Yesterday, Google DeepMind unveiled V2A (video-to-audio). It analyzes videos and automatically generates music and sound effects for them.

What does it do?

V2A generates music, voices, sound effects, and more that “matches the characters and tone of a video.”

It doesn’t use text prompts?

You can tell it what to generate via text, but V2A is context-aware, so this step is optional.

How does it work?

First, V2A encodes the video. Then it uses a diffusion model to generate audio that matches the video/text prompts. Then it combines the audio and video data.


Think Pieces 🧠

Is AI just repeating words? Jonathan Marcus of Anthropic says AI models discover surprising semantic connections between concepts.

Startup News 💰

Meta paused AI training with EU and UK user data. This is due to GDPR concerns from the Irish Data Protection Commission (DPC).
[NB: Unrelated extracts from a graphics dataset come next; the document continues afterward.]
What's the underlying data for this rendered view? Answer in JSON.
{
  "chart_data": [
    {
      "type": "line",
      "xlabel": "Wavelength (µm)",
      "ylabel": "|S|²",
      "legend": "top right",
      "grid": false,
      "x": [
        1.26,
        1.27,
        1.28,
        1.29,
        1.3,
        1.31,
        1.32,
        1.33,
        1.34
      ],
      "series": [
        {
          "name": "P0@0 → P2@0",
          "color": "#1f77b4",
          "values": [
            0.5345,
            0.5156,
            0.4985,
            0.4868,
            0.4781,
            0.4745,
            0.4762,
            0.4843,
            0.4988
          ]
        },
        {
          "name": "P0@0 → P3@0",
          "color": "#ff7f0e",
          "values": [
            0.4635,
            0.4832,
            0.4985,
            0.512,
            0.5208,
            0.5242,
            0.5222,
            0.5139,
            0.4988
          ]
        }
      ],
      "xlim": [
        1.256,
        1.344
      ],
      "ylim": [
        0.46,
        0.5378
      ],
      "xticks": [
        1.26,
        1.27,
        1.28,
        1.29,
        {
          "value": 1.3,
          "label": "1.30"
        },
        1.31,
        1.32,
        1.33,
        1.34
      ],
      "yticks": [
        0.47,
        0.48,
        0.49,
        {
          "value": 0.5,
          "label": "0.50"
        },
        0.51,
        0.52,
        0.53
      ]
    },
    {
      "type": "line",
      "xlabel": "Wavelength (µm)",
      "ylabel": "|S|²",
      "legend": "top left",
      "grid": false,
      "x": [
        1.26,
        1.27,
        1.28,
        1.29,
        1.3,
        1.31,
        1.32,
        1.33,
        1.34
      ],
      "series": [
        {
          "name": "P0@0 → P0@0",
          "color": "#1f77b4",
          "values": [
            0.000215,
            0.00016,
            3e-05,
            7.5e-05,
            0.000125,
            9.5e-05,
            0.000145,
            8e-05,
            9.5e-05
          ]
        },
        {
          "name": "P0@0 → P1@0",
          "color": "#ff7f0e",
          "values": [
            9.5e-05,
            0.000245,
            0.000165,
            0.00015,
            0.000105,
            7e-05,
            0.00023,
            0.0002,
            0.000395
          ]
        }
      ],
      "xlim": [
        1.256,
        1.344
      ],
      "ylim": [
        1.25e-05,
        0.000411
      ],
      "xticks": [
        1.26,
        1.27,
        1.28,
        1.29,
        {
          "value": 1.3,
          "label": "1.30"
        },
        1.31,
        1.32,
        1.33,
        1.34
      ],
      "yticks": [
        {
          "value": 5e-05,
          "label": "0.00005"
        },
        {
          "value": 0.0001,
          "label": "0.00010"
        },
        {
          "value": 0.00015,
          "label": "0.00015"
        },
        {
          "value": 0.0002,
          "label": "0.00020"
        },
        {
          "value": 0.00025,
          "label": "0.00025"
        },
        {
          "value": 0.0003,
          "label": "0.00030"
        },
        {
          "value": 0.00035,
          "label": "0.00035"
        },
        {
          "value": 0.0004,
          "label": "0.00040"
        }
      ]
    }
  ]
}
NVIDIA unveiled Nemotron-4 340B. It’s a family of open models that generates synthetic data to train large language models (LLMs).

Research 👨‍🔬

OmniCorpus — a multimodal dataset of 10 billion images with text that enhances LLMs with diverse, high-quality image-text data.

HelpSteer2 — an open-source dataset designed to help align LLMs with human preferences by providing high-quality preference data.


On Friday, I spoke with Michael Sim, Principal Founder & Head of Design of MageTCG.

He’s developing a philanthropic trading card game. The goal is to support mental health causes, military veterans, and more.

A team of independent AI artists collaborated to create the artwork. They aim to raise awareness for AI art, celebrate artists, build a community, and more.